Leaving My Father’s Faith | Reflections


Tony Campolo’s influence in my life has been a tremendous life-giving, eye-opening, faith-challenging presence. I have appreciated his words–sometimes comforting, many times discomfortingly prophetic–as he spoke about a Christian faith so unlike the one I had acquired. The dry, pat, and simplistic faith that I, and so many grew up with and lived paled in comparison. Indeed, when Campolo spoke, it was truly a “comforting of the afflicted and an affliction of the comfortable.” I’ve only heart Bart speak a few times, so I do not have the same experience with his ministry, though have been curious about his journey. Indeed in both, their influence comes primarily through their speaking.

The Campolo’s particular journey is captivating because of their celebrity, the prominence and breadth of their ministry reaches. But their story is actually not unique. In this time, we are seeing one of the most disruptive eras of the Christian faith since the Reformation of the 16th-17th centuries. I opine (while it is still early) that this will eventually prove to be the most disruptive phase of Christianity to date. The questions catalyzing this disruption–misunderstood by so many–are bigger than the future of Christianity. The questions are actually about what it means to be human, and the ideas that are emerging are playing havoc, not just with Christian faith, doctrine, and ideals, but with our very sense of existence, our identity.

The film hints and mentions these queries, though does not dive deep into them. The documentary is not intended to posit any sense of validity or explanation other than to simply recognize honestly the journeys of these two men and their convictions. That, it does well.

And so watching this film only brings the existential dilemma to the screen, adding authority to the mess we all are in. Questions of epistemology, such as How can we even “know” what is true? Questions of psychology, such as Is this divergence of Bart from Tony simply the same “intensity” of father as in son, just of a different sort? Questions of a universal kind, around consciousness, what it is, what it is not, and Are we as a species experiencing one of the most significant liminal paradigm shifts in human history? Questions of the nature of faith, including what faith is becoming. All of these, and more, are on display through the Campolos’ journeys and the conversations they have between each other. While I don’t know what ended up on “the cutting room floor,” I perceive that the producers represented the Campolo’s own voices honorably.
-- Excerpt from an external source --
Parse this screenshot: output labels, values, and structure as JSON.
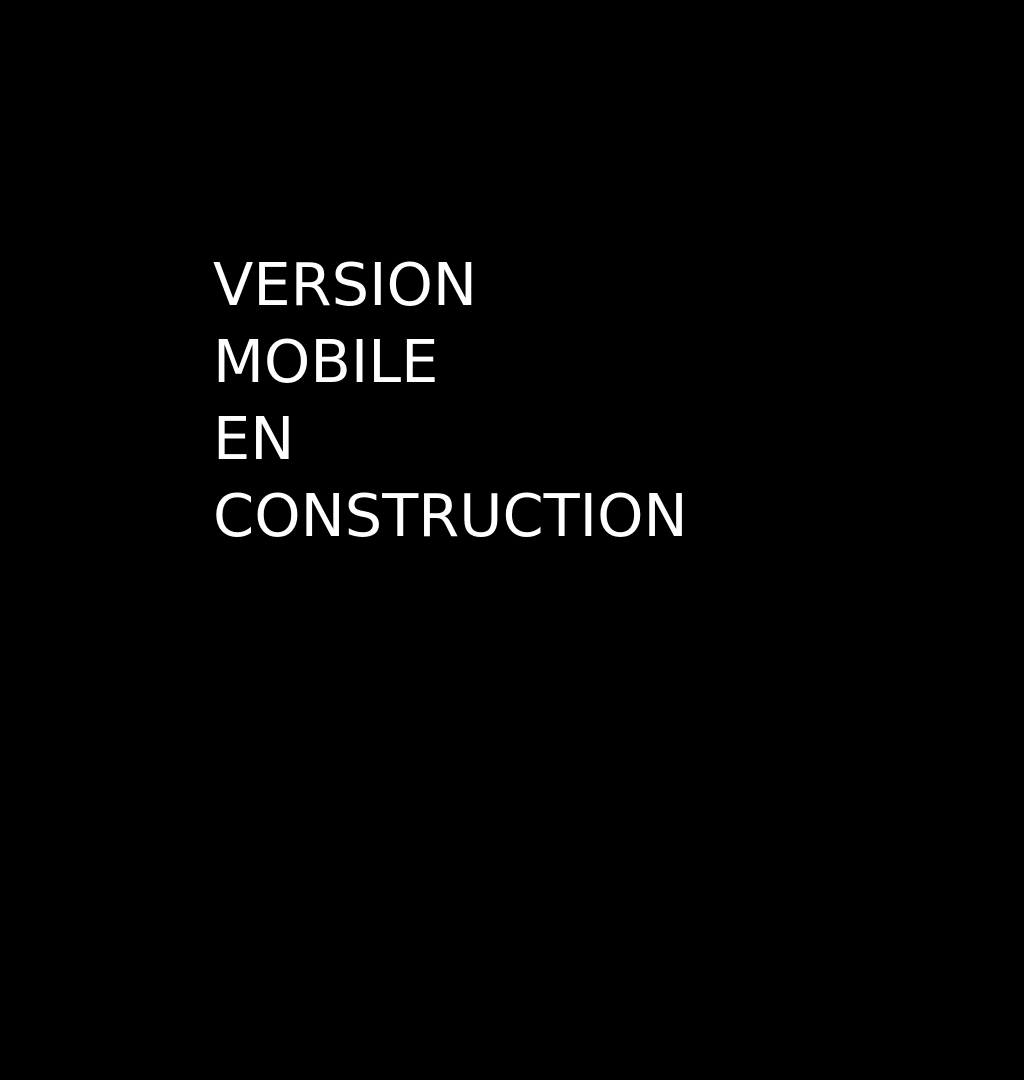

Some may wonder where a film like this (and a deconstruction like this) leaves me personally? In short, nowhere different than where I was when I began watching. Driven by the pursuit of truth, persuaded by the profundity of mystery, grounded in an epistemological humility, and committed to the virtues of The Way of Jesus, I embrace stories such as these, for they sharpen us through challenge, tension, argument, pathos, and story. They can be seen as a gift, or a curse. Anything that adds to my understanding of the world is, in my opinion, a gift. And any gift that is received is multiplied when it is given away. And so, I commend this to you as well, my friend.